Comment exposer la haute couture dans un musée ?
Réponse magistrale donnée par l' exposition regroupant les chefs-d'œuvre d' Yves Saint-Laurent au Petit Palais en ce moment.
Oui, c'est bien d'œuvres d'art dont il s'agit, le doute n'est plus permis. D'ailleurs YSL exprimait très bien le statut ambigu de la mode ainsi que son propre statut de créateur: " J'ai toujours placé au-dessus de tout le respect de ce métier, qui n'est pas tout à fait un art, mais qui a besoin d'un artiste pour exister. "
Laissez vous séduire par les soies, les mousselines, les perles et les strass si finement brodés. L'éclairage et la muséographie donnent un éclat supplémentaire ou à l'inverse une ombre des plus subtiles.
Rappelons que YSL a fait ses premiers pas dans le milieu de la mode aux côtés de Christian Dior avant d'ouvrir sa propre maison en 1961 alors qu'il n'a que 25 ans.
Très vite, il introduit des vêtements de la rue dans la haute couture. Ainsi le blouson noir, synonyme à l'époque de voyous et de troubles de l'ordre public, fait son entrée sur les podiums. Quelques années plus tard, c'est au tour des vêtements d'homme comme la vareuse, le trench-coat et le caban de se féminiser.
On dit souvent que Mlle Chanel a libéré la femme et que YSL lui a donné le pouvoir. Preuve en est, en 1967, YSL crée le premier tailleur veste pantalon pour femme. Ce fut un scandale! Les femmes ne portaient alors quasiment jamais de pantalon. Sachez tout de même qu'aujourd'hui encore la femme n'a officiellement toujours pas le droit d'en porter selon le code instauré par ce cher Napoléon et qui est toujours en vigueur.

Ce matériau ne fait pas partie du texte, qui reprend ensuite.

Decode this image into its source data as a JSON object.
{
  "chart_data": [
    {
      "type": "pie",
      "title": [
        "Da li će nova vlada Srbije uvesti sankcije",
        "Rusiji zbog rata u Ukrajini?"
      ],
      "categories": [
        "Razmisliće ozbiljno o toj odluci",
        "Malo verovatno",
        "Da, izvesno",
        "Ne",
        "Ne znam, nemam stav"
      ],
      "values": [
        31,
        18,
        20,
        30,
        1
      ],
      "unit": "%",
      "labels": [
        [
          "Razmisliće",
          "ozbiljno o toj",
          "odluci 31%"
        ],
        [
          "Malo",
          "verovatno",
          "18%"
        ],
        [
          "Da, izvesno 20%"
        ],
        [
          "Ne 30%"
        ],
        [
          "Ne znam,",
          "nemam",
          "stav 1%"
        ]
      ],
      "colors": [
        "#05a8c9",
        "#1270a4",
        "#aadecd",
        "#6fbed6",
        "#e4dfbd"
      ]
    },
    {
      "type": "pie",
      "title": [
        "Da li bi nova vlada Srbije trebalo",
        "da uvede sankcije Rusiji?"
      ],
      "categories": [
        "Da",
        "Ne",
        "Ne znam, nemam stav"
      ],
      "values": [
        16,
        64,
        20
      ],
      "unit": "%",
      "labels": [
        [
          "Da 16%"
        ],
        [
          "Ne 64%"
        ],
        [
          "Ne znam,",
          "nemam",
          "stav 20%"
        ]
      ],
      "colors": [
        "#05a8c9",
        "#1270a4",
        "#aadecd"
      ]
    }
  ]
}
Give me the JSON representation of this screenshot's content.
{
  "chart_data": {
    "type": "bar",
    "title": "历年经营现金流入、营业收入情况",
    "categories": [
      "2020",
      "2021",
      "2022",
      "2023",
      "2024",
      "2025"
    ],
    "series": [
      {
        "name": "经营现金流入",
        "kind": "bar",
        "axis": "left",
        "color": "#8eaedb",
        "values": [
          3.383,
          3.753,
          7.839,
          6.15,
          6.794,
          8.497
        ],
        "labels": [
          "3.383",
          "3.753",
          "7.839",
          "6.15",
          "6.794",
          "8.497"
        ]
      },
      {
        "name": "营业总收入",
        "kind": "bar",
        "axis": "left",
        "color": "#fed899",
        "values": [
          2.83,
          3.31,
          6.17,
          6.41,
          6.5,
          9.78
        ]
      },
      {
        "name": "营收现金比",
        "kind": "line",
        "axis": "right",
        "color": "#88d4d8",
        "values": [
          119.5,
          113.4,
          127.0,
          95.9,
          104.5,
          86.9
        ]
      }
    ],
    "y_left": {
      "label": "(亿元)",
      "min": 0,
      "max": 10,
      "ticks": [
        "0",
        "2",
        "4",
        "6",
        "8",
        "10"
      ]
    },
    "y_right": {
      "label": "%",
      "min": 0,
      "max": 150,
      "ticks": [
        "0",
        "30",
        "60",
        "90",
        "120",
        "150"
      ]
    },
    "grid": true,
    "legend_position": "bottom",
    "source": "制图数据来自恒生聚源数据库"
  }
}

Je ne peux résister : voici un extrait de la loi datée du 26 Brumaire an IX : "toute femme désirant s'habiller en homme doit se présenter à la Préfecture de police pour en obtenir l'autorisation...Cette autorisation ne peut être donnée qu'au vu d'un certificat d'un officier de santé...".
En désacralisant la mode, YSL désacralise la femme, qui n'est plus un fantasme mais un être humain doué d'intelligence et de capacité d'action.
Constat étonnant pour un couturier, YSL disait que " le plus beau vêtement qui puisse habiller une femme ce sont les bras de l'homme qu'elle aime ". Monsieur Saint-Laurent était aussi un incorrigible romantique.
Difficile de parler d'un vêtement en particulier car il y en a beaucoup (plus de 300) mais je décerne une mention spéciale pour la série des hommages aux grands artistes tels les somptueux tailleurs Van Gogh, les robes en l'honneur de Matisse, de Braque et de Picasso, un vrai régal.
La dernière collection d'YSL date de 2002, le maître avait choisi l'épure. De simple drapés de mousseline au bas desquels une légère brise vient soulever le délicat tissu : chefs-d'œuvre vous disais-je!